I would be remiss if I did not point out that the SQO can write more bits per transition than just one of the primary 8 ([Steam, Purge, Cool, Idle] for #1 and #2 beds) each time its input rung becomes True. For example, you have Rungs 0013 and 0014 that write a value of 1 to
#2 Adsorb B3:1/8 or
#1 Adsorb B3:1/9 bit when any regen bit (Steam, Purge, Cool, Idle) of the other unit has a value of 1: you could eliminate those rungs by putting a value of 1 in bit 8 of words N7:1 through N7:4 (#2 in regen) and in bit 9 of words N7:5 through N7:8. The same approach could eliminate Rungs 0015 (Any Steam), 0016 (Any Purge), 0017 (Any Cool), and 0019 (Any Idle), although it would require re-assigning the
Any ... bits to be in B3:1 instead in B3:2, which would require shifting other bits out of B3:1, which in turn is fine because most of those don't belong in B3:1 in the first place e.g. B3:1/10 the
Step Advance for the SQO.
All in all, of the two dozen+ rungs that execute the logic (do not write output channel memory), nearly half could be eliminated, and the program might be clearer and easier to understand.

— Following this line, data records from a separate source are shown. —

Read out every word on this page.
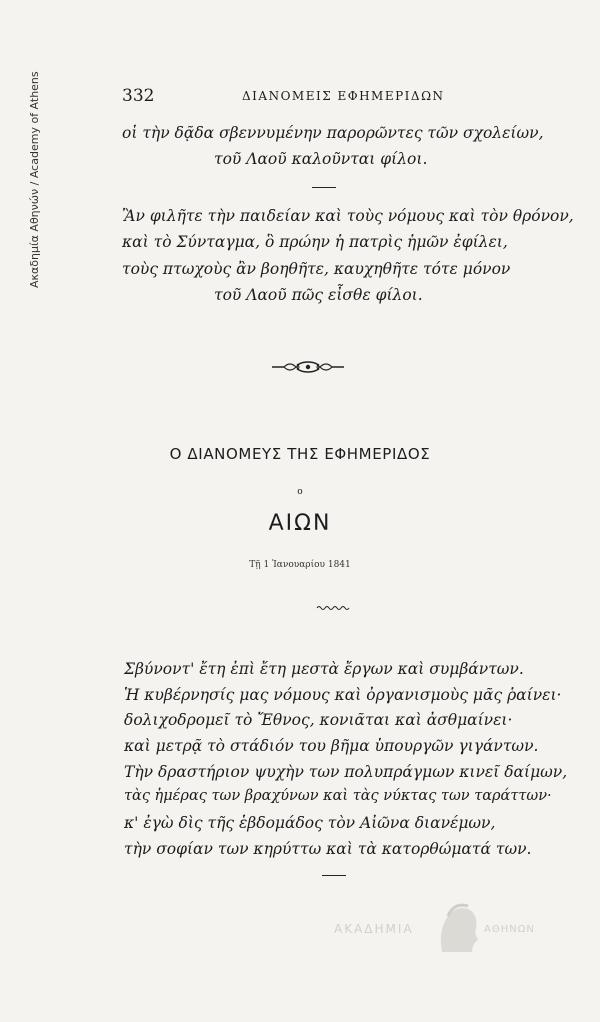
Ακαδημία Αθηνών / Academy of Athens	332	ΔΙΑΝΟΜΕΙΣ ΕΦΗΜΕΡΙΔΩΝ
οἱ τὴν δᾷδα σβεννυμένην παρορῶντες τῶν σχολείων,
τοῦ Λαοῦ καλοῦνται φίλοι.
Ἂν φιλῆτε τὴν παιδείαν καὶ τοὺς νόμους καὶ τὸν θρόνον,
καὶ τὸ Σύνταγμα, ὃ πρώην ἡ πατρὶς ἡμῶν ἐφίλει,
τοὺς πτωχοὺς ἂν βοηθῆτε, καυχηθῆτε τότε μόνον
τοῦ Λαοῦ πῶς εἶσθε φίλοι.
Ο ΔΙΑΝΟΜΕΥΣ ΤΗΣ ΕΦΗΜΕΡΙΔΟΣ
ο
ΑΙΩΝ
Τῇ 1 Ἰανουαρίου 1841
Σβύνοντ' ἔτη ἐπὶ ἔτη μεστὰ ἔργων καὶ συμβάντων.
Ἡ κυβέρνησίς μας νόμους καὶ ὀργανισμοὺς μᾶς ῥαίνει·
δολιχοδρομεῖ τὸ Ἔθνος, κονιᾶται καὶ ἀσθμαίνει·
καὶ μετρᾷ τὸ στάδιόν του βῆμα ὑπουργῶν γιγάντων.
Τὴν δραστήριον ψυχὴν των πολυπράγμων κινεῖ δαίμων,
τὰς ἡμέρας των βραχύνων καὶ τὰς νύκτας των ταράττων·
κ' ἐγὼ δὶς τῆς ἑβδομάδος τὸν Αἰῶνα διανέμων,
τὴν σοφίαν των κηρύττω καὶ τὰ κατορθώματά των.
ΑΚΑΔΗΜΙΑ	ΑΘΗΝΩΝ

Also, I suggest you add comments to the rungs; you could even have the comment for the SQO rung detail the size, and values for, the N7 Data File.

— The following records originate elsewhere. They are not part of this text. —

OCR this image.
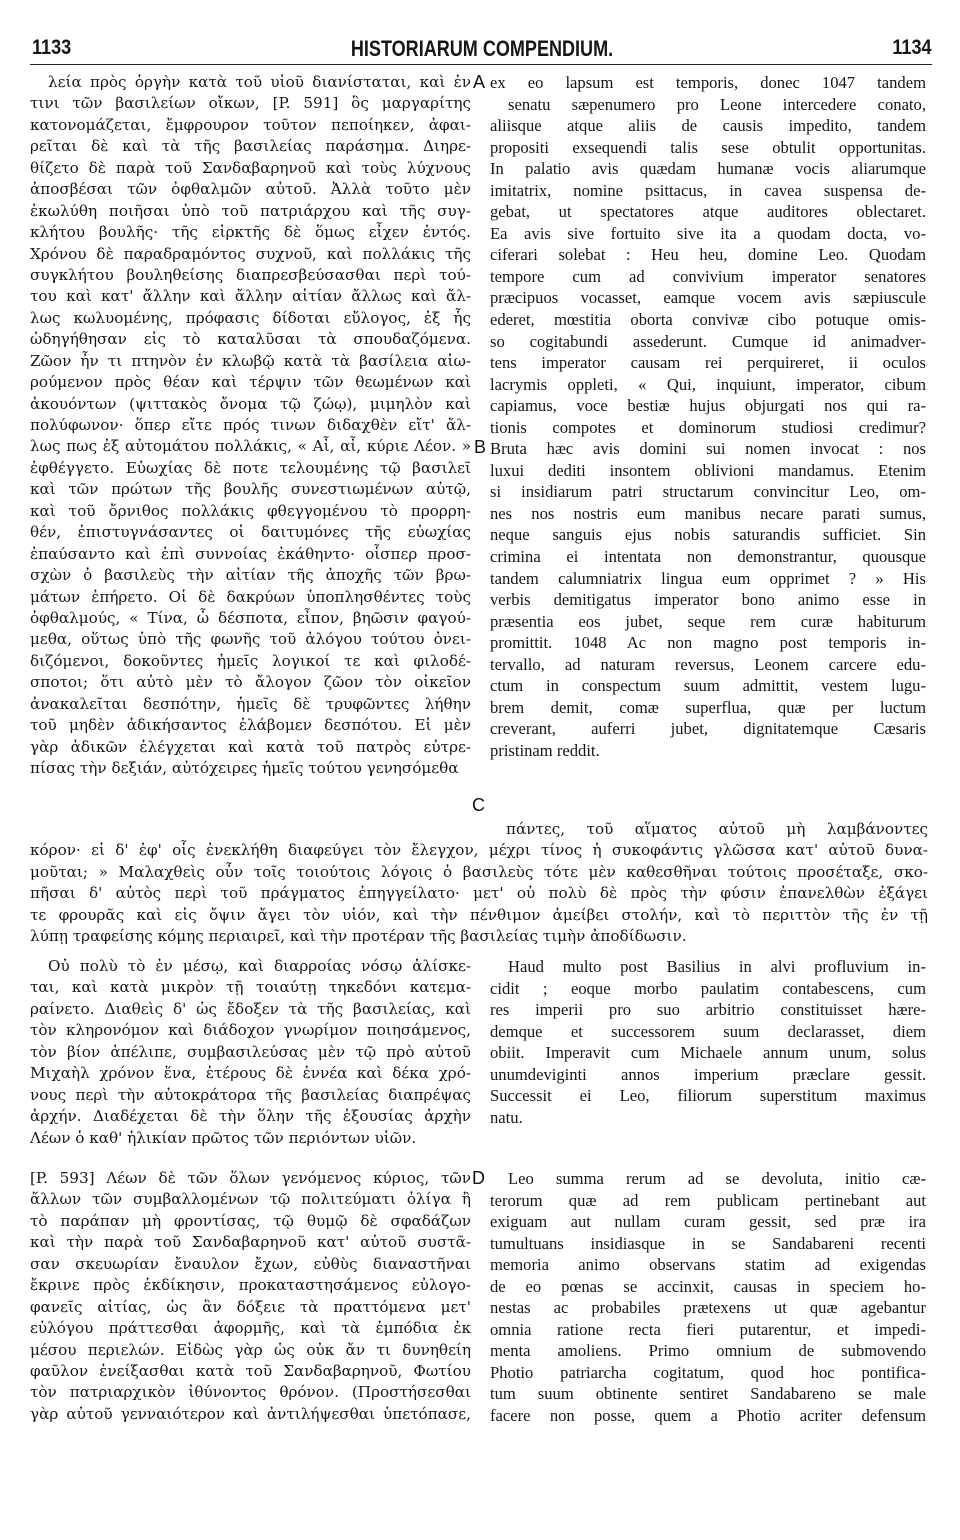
1133	HISTORIARUM COMPENDIUM.	1134
A
B
C
D
λεία πρὸς ὀργὴν κατὰ τοῦ υἱοῦ διανίσταται, καὶ ἐν
τινι τῶν βασιλείων οἴκων, [P. 591] ὃς μαργαρίτης
κατονομάζεται, ἔμφρουρον τοῦτον πεποίηκεν, ἀφαι-
ρεῖται δὲ καὶ τὰ τῆς βασιλείας παράσημα. Διηρε-
θίζετο δὲ παρὰ τοῦ Σανδαβαρηνοῦ καὶ τοὺς λύχνους
ἀποσβέσαι τῶν ὀφθαλμῶν αὐτοῦ. Ἀλλὰ τοῦτο μὲν
ἐκωλύθη ποιῆσαι ὑπὸ τοῦ πατριάρχου καὶ τῆς συγ-
κλήτου βουλῆς· τῆς εἱρκτῆς δὲ ὅμως εἶχεν ἐντός.
Χρόνου δὲ παραδραμόντος συχνοῦ, καὶ πολλάκις τῆς
συγκλήτου βουληθείσης διαπρεσβεύσασθαι περὶ τού-
του καὶ κατ' ἄλλην καὶ ἄλλην αἰτίαν ἄλλως καὶ ἄλ-
λως κωλυομένης, πρόφασις δίδοται εὔλογος, ἐξ ἧς
ὡδηγήθησαν εἰς τὸ καταλῦσαι τὰ σπουδαζόμενα.
Ζῶον ἦν τι πτηνὸν ἐν κλωβῷ κατὰ τὰ βασίλεια αἰω-
ρούμενον πρὸς θέαν καὶ τέρψιν τῶν θεωμένων καὶ
ἀκουόντων (ψιττακὸς ὄνομα τῷ ζώῳ), μιμηλὸν καὶ
πολύφωνον· ὅπερ εἴτε πρός τινων διδαχθὲν εἴτ' ἄλ-
λως πως ἐξ αὐτομάτου πολλάκις, « Αἶ, αἶ, κύριε Λέον. »
ἐφθέγγετο. Εὐωχίας δὲ ποτε τελουμένης τῷ βασιλεῖ
καὶ τῶν πρώτων τῆς βουλῆς συνεστιωμένων αὐτῷ,
καὶ τοῦ ὄρνιθος πολλάκις φθεγγομένου τὸ προρρη-
θέν, ἐπιστυγνάσαντες οἱ δαιτυμόνες τῆς εὐωχίας
ἐπαύσαντο καὶ ἐπὶ συννοίας ἐκάθηντο· οἷσπερ προσ-
σχὼν ὁ βασιλεὺς τὴν αἰτίαν τῆς ἀποχῆς τῶν βρω-
μάτων ἐπήρετο. Οἱ δὲ δακρύων ὑποπλησθέντες τοὺς
ὀφθαλμούς, « Τίνα, ὦ δέσποτα, εἶπον, βηῶσιν φαγού-
μεθα, οὕτως ὑπὸ τῆς φωνῆς τοῦ ἀλόγου τούτου ὀνει-
διζόμενοι, δοκοῦντες ἡμεῖς λογικοί τε καὶ φιλοδέ-
σποτοι; ὅτι αὐτὸ μὲν τὸ ἄλογον ζῶον τὸν οἰκεῖον
ἀνακαλεῖται δεσπότην, ἡμεῖς δὲ τρυφῶντες λήθην
τοῦ μηδὲν ἀδικήσαντος ἐλάβομεν δεσπότου. Εἰ μὲν
γὰρ ἀδικῶν ἐλέγχεται καὶ κατὰ τοῦ πατρὸς εὐτρε-
πίσας τὴν δεξιάν, αὐτόχειρες ἡμεῖς τούτου γενησόμεθα
ex eo lapsum est temporis, donec 1047 tandem
senatu sæpenumero pro Leone intercedere conato,
aliisque atque aliis de causis impedito, tandem
propositi exsequendi talis sese obtulit opportunitas.
In palatio avis quædam humanæ vocis aliarumque
imitatrix, nomine psittacus, in cavea suspensa de-
gebat, ut spectatores atque auditores oblectaret.
Ea avis sive fortuito sive ita a quodam docta, vo-
ciferari solebat : Heu heu, domine Leo. Quodam
tempore cum ad convivium imperator senatores
præcipuos vocasset, eamque vocem avis sæpiuscule
ederet, mœstitia oborta convivæ cibo potuque omis-
so cogitabundi assederunt. Cumque id animadver-
tens imperator causam rei perquireret, ii oculos
lacrymis oppleti, « Qui, inquiunt, imperator, cibum
capiamus, voce bestiæ hujus objurgati nos qui ra-
tionis compotes et dominorum studiosi credimur?
Bruta hæc avis domini sui nomen invocat : nos
luxui dediti insontem oblivioni mandamus. Etenim
si insidiarum patri structarum convincitur Leo, om-
nes nos nostris eum manibus necare parati sumus,
neque sanguis ejus nobis saturandis sufficiet. Sin
crimina ei intentata non demonstrantur, quousque
tandem calumniatrix lingua eum opprimet ? » His
verbis demitigatus imperator bono animo esse in
præsentia eos jubet, seque rem curæ habiturum
promittit. 1048 Ac non magno post temporis in-
tervallo, ad naturam reversus, Leonem carcere edu-
ctum in conspectum suum admittit, vestem lugu-
brem demit, comæ superflua, quæ per luctum
creverant, auferri jubet, dignitatemque Cæsaris
pristinam reddit.
πάντες, τοῦ αἵματος αὐτοῦ μὴ λαμβάνοντες
κόρον· εἰ δ' ἐφ' οἷς ἐνεκλήθη διαφεύγει τὸν ἔλεγχον, μέχρι τίνος ἡ συκοφάντις γλῶσσα κατ' αὐτοῦ δυνα-
μοῦται; » Μαλαχθεὶς οὖν τοῖς τοιούτοις λόγοις ὁ βασιλεὺς τότε μὲν καθεσθῆναι τούτοις προσέταξε, σκο-
πῆσαι δ' αὐτὸς περὶ τοῦ πράγματος ἐπηγγείλατο· μετ' οὐ πολὺ δὲ πρὸς τὴν φύσιν ἐπανελθὼν ἐξάγει
τε φρουρᾶς καὶ εἰς ὄψιν ἄγει τὸν υἱόν, καὶ τὴν πένθιμον ἀμείβει στολήν, καὶ τὸ περιττὸν τῆς ἐν τῇ
λύπῃ τραφείσης κόμης περιαιρεῖ, καὶ τὴν προτέραν τῆς βασιλείας τιμὴν ἀποδίδωσιν.
Οὐ πολὺ τὸ ἐν μέσῳ, καὶ διαρροίας νόσῳ ἁλίσκε-
ται, καὶ κατὰ μικρὸν τῇ τοιαύτῃ τηκεδόνι κατεμα-
ραίνετο. Διαθεὶς δ' ὡς ἔδοξεν τὰ τῆς βασιλείας, καὶ
τὸν κληρονόμον καὶ διάδοχον γνωρίμον ποιησάμενος,
τὸν βίον ἀπέλιπε, συμβασιλεύσας μὲν τῷ πρὸ αὐτοῦ
Μιχαὴλ χρόνον ἕνα, ἑτέρους δὲ ἐννέα καὶ δέκα χρό-
νους περὶ τὴν αὐτοκράτορα τῆς βασιλείας διαπρέψας
ἀρχήν. Διαδέχεται δὲ τὴν ὅλην τῆς ἐξουσίας ἀρχὴν
Λέων ὁ καθ' ἡλικίαν πρῶτος τῶν περιόντων υἱῶν.
Haud multo post Basilius in alvi profluvium in-
cidit ; eoque morbo paulatim contabescens, cum
res imperii pro suo arbitrio constituisset hære-
demque et successorem suum declarasset, diem
obiit. Imperavit cum Michaele annum unum, solus
unumdeviginti annos imperium præclare gessit.
Successit ei Leo, filiorum superstitum maximus
natu.
[P. 593] Λέων δὲ τῶν ὅλων γενόμενος κύριος, τῶν
ἄλλων τῶν συμβαλλομένων τῷ πολιτεύματι ὀλίγα ἢ
τὸ παράπαν μὴ φροντίσας, τῷ θυμῷ δὲ σφαδάζων
καὶ τὴν παρὰ τοῦ Σανδαβαρηνοῦ κατ' αὐτοῦ συστᾶ-
σαν σκευωρίαν ἔναυλον ἔχων, εὐθὺς διαναστῆναι
ἔκρινε πρὸς ἐκδίκησιν, προκαταστησάμενος εὐλογο-
φανεῖς αἰτίας, ὡς ἂν δόξειε τὰ πραττόμενα μετ'
εὐλόγου πράττεσθαι ἀφορμῆς, καὶ τὰ ἐμπόδια ἐκ
μέσου περιελών. Εἰδὼς γὰρ ὡς οὐκ ἄν τι δυνηθείη
φαῦλον ἐνείξασθαι κατὰ τοῦ Σανδαβαρηνοῦ, Φωτίου
τὸν πατριαρχικὸν ἰθύνοντος θρόνον. (Προστήσεσθαι
γὰρ αὐτοῦ γενναιότερον καὶ ἀντιλήψεσθαι ὑπετόπασε,
Leo summa rerum ad se devoluta, initio cæ-
terorum quæ ad rem publicam pertinebant aut
exiguam aut nullam curam gessit, sed præ ira
tumultuans insidiasque in se Sandabareni recenti
memoria animo observans statim ad exigendas
de eo pœnas se accinxit, causas in speciem ho-
nestas ac probabiles prætexens ut quæ agebantur
omnia ratione recta fieri putarentur, et impedi-
menta amoliens. Primo omnium de submovendo
Photio patriarcha cogitatum, quod hoc pontifica-
tum suum obtinente sentiret Sandabareno se male
facere non posse, quem a Photio acriter defensum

Anyway, it's been a fun exercise. Thanks for posting, and welcome to the forum!
As you can see in one of my earliest posts (yesterday @ 4:32) I knew I had to enter something somewhere regarding 1,2,4,8,16.... but I couldn't remember where.
Not to put too fine a point on it, but you'll notice that the next post from
@JaxGTO 17 minutes later (see
here) suggested that there needed to be values in N7:1 through N7:8.